Oops, that turned into a bit of a rant :) It would be interesting to hear other forumistas thoughts on this issue.
 
Agree with everything there, good post. It is almost like an Italian football club where the majority of the hooligan fan groups are represented in some way in the board room; thus rendering the club incapable of kicking the fan groups out of the organisation.
 
I agree with you LazyManc but tbh, until the user agent vendors (as in M$) bother to get off their asses and make a standards compliant browser instead of cocking everything up for everyone, we are all sat waiting.

This monopoly (even if it isn't a monopoly, it is a *mind* monopoly) is really starting to aggravate me, so sick of normally intelligent people using internet explorer out of habit and wondering why things are going to crap. I was forced to use Vista on my brothers PC over christmas and it was such a pile of crap, it didn't even recognise USB keys but kept popping up "asking for permission" to do normal things. But hey, thats my little rant on M$.

If people can't understand that business does *not* automatically equal quality of software, then screw them. Why should I pay for their ignorance?
 
Thing is, right now people should be using, at least, IE7 (by at least, I mean IE7 or any browser that's better - guess it's better to say not IE6, but now I'm labouring the point!). If they are happy with the horrible version of the internet that IE6 serves (and it IS horrible - the way sites render in comparison with Firefox/IE7/Opera is nowhere near as good), then that's their problem.
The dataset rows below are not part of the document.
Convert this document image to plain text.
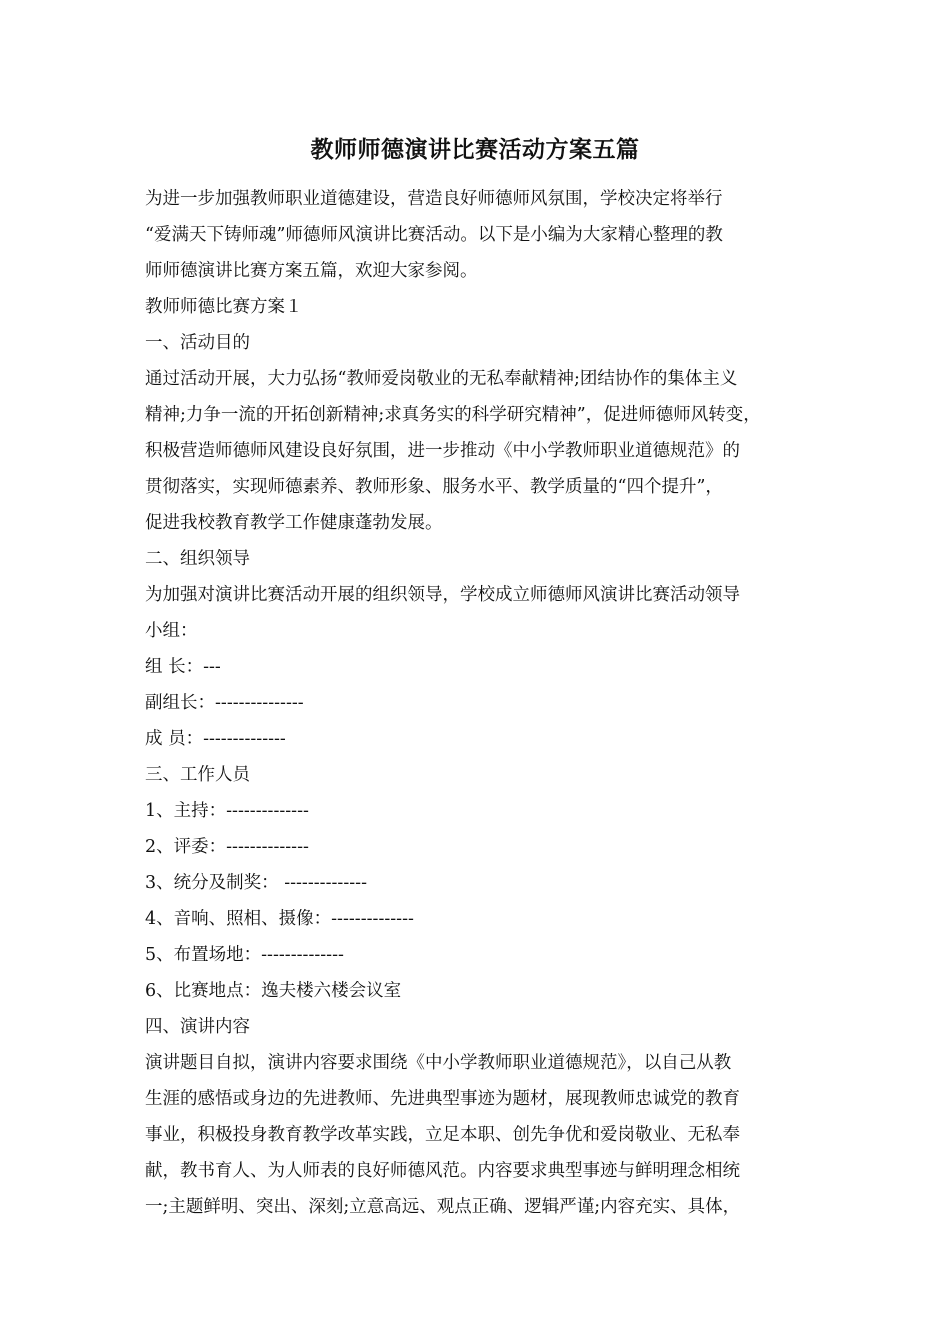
教师师德演讲比赛活动方案五篇

为进一步加强教师职业道德建设，营造良好师德师风氛围，学校决定将举行
“爱满天下铸师魂”师德师风演讲比赛活动。以下是小编为大家精心整理的教
师师德演讲比赛方案五篇，欢迎大家参阅。

教师师德比赛方案１

一、活动目的

通过活动开展，大力弘扬“教师爱岗敬业的无私奉献精神;团结协作的集体主义
精神;力争一流的开拓创新精神;求真务实的科学研究精神”，促进师德师风转变，
积极营造师德师风建设良好氛围，进一步推动《中小学教师职业道德规范》的
贯彻落实，实现师德素养、教师形象、服务水平、教学质量的“四个提升”，
促进我校教育教学工作健康蓬勃发展。

二、组织领导

为加强对演讲比赛活动开展的组织领导，学校成立师德师风演讲比赛活动领导
小组：

组 长：---

副组长：---------------

成 员：--------------

三、工作人员

1、主持：--------------

2、评委：--------------

3、统分及制奖： --------------

4、音响、照相、摄像：--------------

5、布置场地：--------------

6、比赛地点：逸夫楼六楼会议室

四、演讲内容

演讲题目自拟，演讲内容要求围绕《中小学教师职业道德规范》，以自己从教
生涯的感悟或身边的先进教师、先进典型事迹为题材，展现教师忠诚党的教育
事业，积极投身教育教学改革实践，立足本职、创先争优和爱岗敬业、无私奉
献，教书育人、为人师表的良好师德风范。内容要求典型事迹与鲜明理念相统
一;主题鲜明、突出、深刻;立意高远、观点正确、逻辑严谨;内容充实、具体，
I've probably said this before on here, but I think it's a valid way to work. I've taken to implementing a bare-minimum approach to IE6. Make it work, make sure it doesn't look like thisiswalsall, then put it away. Why should you spend stupid portions of development time on a browser only used by people who don't care enough about how the internet looks to use a decent browser?! give your time to the people that want to see it properly. To my mind, it would be totally foolish to just *drop* support for IE6 because, as everyone knows, they've still got a ridiculous market share - the site should simply work (create an IE6 design if need be - something simpler that doesn't stifle your creativity and make other users lose out). I've also implemented a small reminder box for new visitors - nothing intrusive, just a "your viewing experience could be improved by upgrading your browser regularly. you might also like to try these for further improvement" type thing. If they say "don't care" then they're never bothered again, as long as they use that IP address/cookie.
 
I agree with you LazyManc but tbh, until the user agent vendors (as in M$) bother to get off their asses and make a standards compliant browser instead of cocking everything up for everyone, we are all sat waiting.
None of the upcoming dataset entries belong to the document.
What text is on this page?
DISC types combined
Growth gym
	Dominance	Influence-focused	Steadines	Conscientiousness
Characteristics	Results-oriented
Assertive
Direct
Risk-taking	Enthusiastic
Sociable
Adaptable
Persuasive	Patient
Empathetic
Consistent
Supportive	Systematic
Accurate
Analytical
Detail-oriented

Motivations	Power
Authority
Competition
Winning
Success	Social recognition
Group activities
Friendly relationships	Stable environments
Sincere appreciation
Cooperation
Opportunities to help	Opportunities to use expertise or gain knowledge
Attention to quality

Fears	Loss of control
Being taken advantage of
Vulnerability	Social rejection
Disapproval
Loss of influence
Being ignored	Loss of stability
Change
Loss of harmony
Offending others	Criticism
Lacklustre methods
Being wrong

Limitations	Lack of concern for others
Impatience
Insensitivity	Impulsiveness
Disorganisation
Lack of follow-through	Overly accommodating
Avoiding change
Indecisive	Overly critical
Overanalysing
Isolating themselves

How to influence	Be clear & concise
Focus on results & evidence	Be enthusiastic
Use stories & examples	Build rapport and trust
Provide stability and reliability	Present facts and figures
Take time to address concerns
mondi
It is getting better slowly - IE7 is a step in the right direction, and the noises coming out of the IE team show that they are making a proper effort. Hopefully we'll continue to see improvements with IE8 (Acid2 is a great start) - IE's major problem now is having to keep backwards compatibility with all the mistakes they made in previous versions.

Bear in mind that MS is a massive corporation and I'm pretty sure the Silverlight team is a completely seperate entity from IE - we can't blame the latter for the former.

The W3C should be like the British Standards Institute - they create a standard, and the manufacturers make a product to meet that standard. If the product is up to scratch, it gets certified (e.g. the kite mark logo), if it doesn't, then a big deal can be made about it not working correctly and the manufacturer can be shamed into fixing it.

The way it's worked in the past is more like:

W3C: "hey guys, we've got these, like, recommendation things, what do you think?"

Moz: "hey, that looks great, we'll get on it as soon as we've fixed these memory leaks"

IE: "erm... well.. we've already kind of got this one but its called something else and we don't really want to change it, and that other thing is just plain daft, and this one will take too long, so we'll leave it out for now"

OP: "Is that all you've got? C'mon, where's the rest? Man, I hate that IE fella, he eats babies, honest"

W3C: "oh right, cool, so you'll call me? ....Guys?"
 
The first time I installed Silverlight plugin it crashed my computer several times.. Hate it!